Report honestly along the way. I’m sorry, but Coca-Cola’s sustainability reporting is disposable, as is similar content from many other companies, since it doesn’t reveal the complex and difficult realities of its efforts, nor the many shortcomings and failures that must be as common as its glowing accomplishments, if not more so.

Change is hard, and admitting that truth is a lot easier than pretending it isn’t because it screams authenticity — truth has a way of doing that — and helps inform as well as manage expectations, so when you know you’re going to miss one of those formerly achievable goals, saying so preempts it getting characterized as a willful crime.

What’s hard, though, is that communicating honestly about sustainability must include revealing the tough operational decisions behind it, including making clear the trade-offs between short profits and longer term value expected from sustainable practices (or your metrics for them that should matter otherwise).

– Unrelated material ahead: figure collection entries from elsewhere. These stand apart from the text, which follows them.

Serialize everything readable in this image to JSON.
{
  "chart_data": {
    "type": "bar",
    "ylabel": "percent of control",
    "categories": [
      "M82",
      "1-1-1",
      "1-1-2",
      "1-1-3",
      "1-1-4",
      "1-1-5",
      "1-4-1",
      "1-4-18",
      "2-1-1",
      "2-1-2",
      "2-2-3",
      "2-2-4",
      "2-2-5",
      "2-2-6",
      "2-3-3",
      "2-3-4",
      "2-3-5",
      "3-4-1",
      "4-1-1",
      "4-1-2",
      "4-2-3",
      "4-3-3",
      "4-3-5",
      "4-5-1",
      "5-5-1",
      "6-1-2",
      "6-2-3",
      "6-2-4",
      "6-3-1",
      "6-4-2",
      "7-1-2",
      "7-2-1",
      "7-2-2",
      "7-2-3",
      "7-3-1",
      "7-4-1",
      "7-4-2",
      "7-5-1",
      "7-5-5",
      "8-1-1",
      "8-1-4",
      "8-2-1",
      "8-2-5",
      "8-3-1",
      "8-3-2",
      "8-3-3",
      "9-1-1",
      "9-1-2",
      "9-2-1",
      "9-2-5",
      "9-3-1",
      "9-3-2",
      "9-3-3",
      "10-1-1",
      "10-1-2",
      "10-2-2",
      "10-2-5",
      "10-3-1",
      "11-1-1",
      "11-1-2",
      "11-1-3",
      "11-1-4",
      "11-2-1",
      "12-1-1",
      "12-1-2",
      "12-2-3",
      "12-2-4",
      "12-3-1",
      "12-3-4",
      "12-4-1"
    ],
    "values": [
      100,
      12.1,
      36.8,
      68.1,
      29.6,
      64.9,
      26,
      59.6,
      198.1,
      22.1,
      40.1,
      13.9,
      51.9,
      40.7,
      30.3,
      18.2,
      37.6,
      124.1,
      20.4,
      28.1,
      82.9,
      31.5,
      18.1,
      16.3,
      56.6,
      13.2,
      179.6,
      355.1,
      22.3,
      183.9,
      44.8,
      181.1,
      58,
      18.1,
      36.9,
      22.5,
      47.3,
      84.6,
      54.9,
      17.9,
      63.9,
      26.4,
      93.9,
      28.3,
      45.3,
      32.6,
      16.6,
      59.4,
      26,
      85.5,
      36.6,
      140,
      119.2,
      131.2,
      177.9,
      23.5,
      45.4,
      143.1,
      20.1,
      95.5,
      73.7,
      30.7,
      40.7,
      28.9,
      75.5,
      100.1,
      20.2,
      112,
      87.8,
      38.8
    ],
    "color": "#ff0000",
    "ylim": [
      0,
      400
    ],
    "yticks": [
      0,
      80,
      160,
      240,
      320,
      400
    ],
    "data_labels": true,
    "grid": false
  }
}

Then tell your investors and your customers; if you can convince these two stakeholder groups, the Changing Markets Foundation and their ilk will pin blue ribbons on your company.

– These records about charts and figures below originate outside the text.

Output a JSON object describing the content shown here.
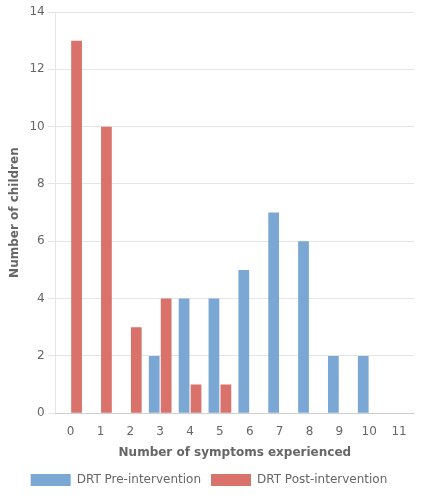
{
  "chart_data": {
    "type": "bar",
    "xlabel": "Number of symptoms experienced",
    "ylabel": "Number of children",
    "categories": [
      0,
      1,
      2,
      3,
      4,
      5,
      6,
      7,
      8,
      9,
      10,
      11
    ],
    "series": [
      {
        "name": "DRT Pre-intervention",
        "color": "#7ba7d4",
        "values": [
          0,
          0,
          0,
          2,
          4,
          4,
          5,
          7,
          6,
          2,
          2,
          0
        ]
      },
      {
        "name": "DRT Post-intervention",
        "color": "#d9726a",
        "values": [
          13,
          10,
          3,
          4,
          1,
          1,
          0,
          0,
          0,
          0,
          0,
          0
        ]
      }
    ],
    "ylim": [
      0,
      14
    ],
    "yticks": [
      0,
      2,
      4,
      6,
      8,
      10,
      12,
      14
    ],
    "grid": true,
    "legend": "bottom"
  }
}
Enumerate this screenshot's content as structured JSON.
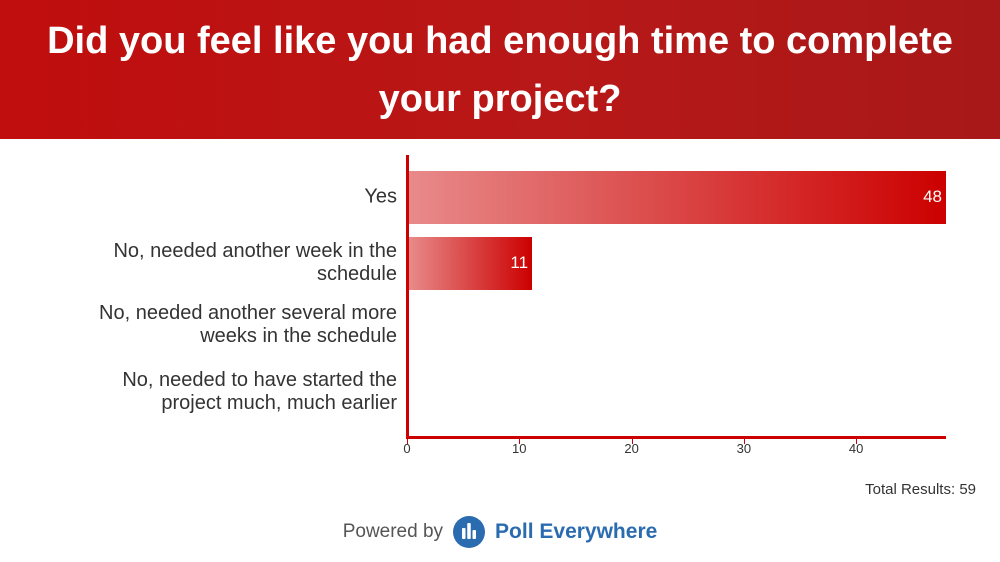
{
  "header": {
    "title": "Did you feel like you had enough time to complete your project?"
  },
  "chart_data": {
    "type": "bar",
    "orientation": "horizontal",
    "title": "Did you feel like you had enough time to complete your project?",
    "categories": [
      "Yes",
      "No, needed another week in the schedule",
      "No, needed another several more weeks in the schedule",
      "No, needed to have started the project much, much earlier"
    ],
    "values": [
      48,
      11,
      0,
      0
    ],
    "xlim": [
      0,
      48
    ],
    "xticks": [
      0,
      10,
      20,
      30,
      40
    ],
    "grid": false,
    "colors": {
      "bar_start": "#e88a8a",
      "bar_end": "#cc0000",
      "axis": "#cc0000"
    }
  },
  "footer": {
    "total_results": "Total Results: 59",
    "powered_by": "Powered by",
    "brand": "Poll Everywhere",
    "brand_icon": "poll-everywhere-logo-icon",
    "brand_color": "#2b6cb0"
  }
}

Don’t brand sustainability. I mean, really? It’s the same for the nonsense names attached to corporate innovation programs; you’re just daring people to suspect that you’re up to something other than what you claim you’re doing. It is common sense that the bigger noise you make about things, the more attention you’ll get. Coca-Cola, like many companies, spends a lot of money producing content that declares and promotes its purpose to do things other than make fizzy drinks.

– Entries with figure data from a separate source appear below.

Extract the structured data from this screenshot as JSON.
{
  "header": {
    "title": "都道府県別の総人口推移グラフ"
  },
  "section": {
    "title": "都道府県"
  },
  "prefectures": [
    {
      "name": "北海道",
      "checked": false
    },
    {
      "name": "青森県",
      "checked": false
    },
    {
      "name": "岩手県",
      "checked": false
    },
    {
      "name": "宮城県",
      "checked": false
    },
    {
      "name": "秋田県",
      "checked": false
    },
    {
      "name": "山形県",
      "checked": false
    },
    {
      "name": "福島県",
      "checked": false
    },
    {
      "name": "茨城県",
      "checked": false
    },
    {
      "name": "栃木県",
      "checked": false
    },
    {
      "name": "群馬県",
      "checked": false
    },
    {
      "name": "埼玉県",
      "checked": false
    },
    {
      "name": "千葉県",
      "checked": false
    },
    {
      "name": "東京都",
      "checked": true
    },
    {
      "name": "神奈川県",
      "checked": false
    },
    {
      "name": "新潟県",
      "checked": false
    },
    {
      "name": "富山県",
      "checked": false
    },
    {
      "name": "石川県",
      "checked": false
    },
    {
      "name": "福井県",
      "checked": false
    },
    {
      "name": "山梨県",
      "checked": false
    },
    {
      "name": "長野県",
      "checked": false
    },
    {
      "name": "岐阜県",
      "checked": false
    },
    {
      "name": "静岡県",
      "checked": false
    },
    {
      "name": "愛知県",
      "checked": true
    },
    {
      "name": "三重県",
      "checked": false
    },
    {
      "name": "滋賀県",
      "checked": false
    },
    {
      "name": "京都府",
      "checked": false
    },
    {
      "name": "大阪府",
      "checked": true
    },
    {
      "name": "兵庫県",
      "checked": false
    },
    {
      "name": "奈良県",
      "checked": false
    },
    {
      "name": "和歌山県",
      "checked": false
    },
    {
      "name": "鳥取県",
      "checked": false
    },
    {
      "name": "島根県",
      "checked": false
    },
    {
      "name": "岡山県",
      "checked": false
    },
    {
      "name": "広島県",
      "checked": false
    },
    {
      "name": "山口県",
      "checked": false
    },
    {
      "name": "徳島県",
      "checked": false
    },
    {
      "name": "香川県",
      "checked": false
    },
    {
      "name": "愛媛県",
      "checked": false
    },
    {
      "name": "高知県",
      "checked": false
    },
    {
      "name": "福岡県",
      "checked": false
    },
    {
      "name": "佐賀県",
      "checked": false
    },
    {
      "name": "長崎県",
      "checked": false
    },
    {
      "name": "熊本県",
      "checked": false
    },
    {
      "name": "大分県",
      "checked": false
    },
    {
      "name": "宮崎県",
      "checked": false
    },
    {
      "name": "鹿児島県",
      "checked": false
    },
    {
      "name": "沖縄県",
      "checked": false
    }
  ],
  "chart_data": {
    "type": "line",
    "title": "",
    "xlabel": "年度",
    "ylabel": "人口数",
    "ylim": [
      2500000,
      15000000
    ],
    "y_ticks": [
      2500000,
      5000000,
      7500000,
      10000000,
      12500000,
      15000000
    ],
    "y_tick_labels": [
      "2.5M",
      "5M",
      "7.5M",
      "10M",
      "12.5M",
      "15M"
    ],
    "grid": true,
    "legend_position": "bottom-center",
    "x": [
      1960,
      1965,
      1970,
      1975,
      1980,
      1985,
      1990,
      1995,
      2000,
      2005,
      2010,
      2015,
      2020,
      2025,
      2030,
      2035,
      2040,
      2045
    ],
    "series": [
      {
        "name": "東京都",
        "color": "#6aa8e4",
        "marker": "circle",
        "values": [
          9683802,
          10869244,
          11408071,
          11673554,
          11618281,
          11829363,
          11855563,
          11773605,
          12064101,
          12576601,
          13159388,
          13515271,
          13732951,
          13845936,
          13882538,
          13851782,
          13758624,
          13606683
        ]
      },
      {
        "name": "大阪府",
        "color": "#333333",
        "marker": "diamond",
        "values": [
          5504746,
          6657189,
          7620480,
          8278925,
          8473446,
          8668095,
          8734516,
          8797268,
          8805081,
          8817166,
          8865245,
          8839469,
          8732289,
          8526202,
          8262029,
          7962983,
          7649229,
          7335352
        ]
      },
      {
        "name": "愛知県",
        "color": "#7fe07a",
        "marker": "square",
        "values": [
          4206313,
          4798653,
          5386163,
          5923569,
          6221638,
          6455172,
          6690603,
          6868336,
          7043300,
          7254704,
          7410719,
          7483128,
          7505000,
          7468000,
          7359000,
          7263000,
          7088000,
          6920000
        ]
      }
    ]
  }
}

Despite this glib business strategy du jour, company purpose is still selling stuff and not even the gods of McKinsey or the Business Roundtable can absolve businesses of that sin. It’s just too easy, primarily because it’s unbelievable and ultimately unsustainable, despite all of the marketers happy to take client money to promote it.

To be judged honestly, companies need to be honest about the challenge, which is to choose operationally to destroy the planet and its people or make it and them better while selling whatever it is they sell. Sustainability is a business practice, not a good deed or marketing campaign attached to a brand, and it’s just sad that Coca-Cola and other companies buy into such branding inanity though, as the Changing Markets Foundation alleges about Coca-Cola, “it’s easier…than to really invest in it [solving plastic pollution].”

The only place that the world isn’t incinerating itself and punishing millions in poverty is on corporate websites. Starting tomorrow, companies should lock the marketers out of the room when it comes to communicating on sustainability.

I get that challenges from special interest groups are often based on facts taken out of context, and no non-profit is going to give its full blessing to a for-profit company. Interest groups exist as foils to corporations, so if businesses operated effectively on issues they cared about, and were convincing in communicating those efforts, those interest groups wouldn’t have a reason to exist.

Since they thrive on conflict, there’s no resolving it.

But an open, honest, and ongoing conversation with stakeholders about realistic goals, the challenges in reaching them, and the centrality of any meaningful activity to business decisions that have real consequences for employees and investors would go a long way toward tipping that debate in the favor of businesses, at least with the stakeholders who are interested in the truth.

If Coca-Cola and other companies embraced this approach to addressing sustainability, it would also make it much harder to allege that they’re operating in bad faith…because they wouldn’t be doing so any longer.

Otherwise, who knows whether or not accusations like those from the Changing Marketing Foundation aren’t true?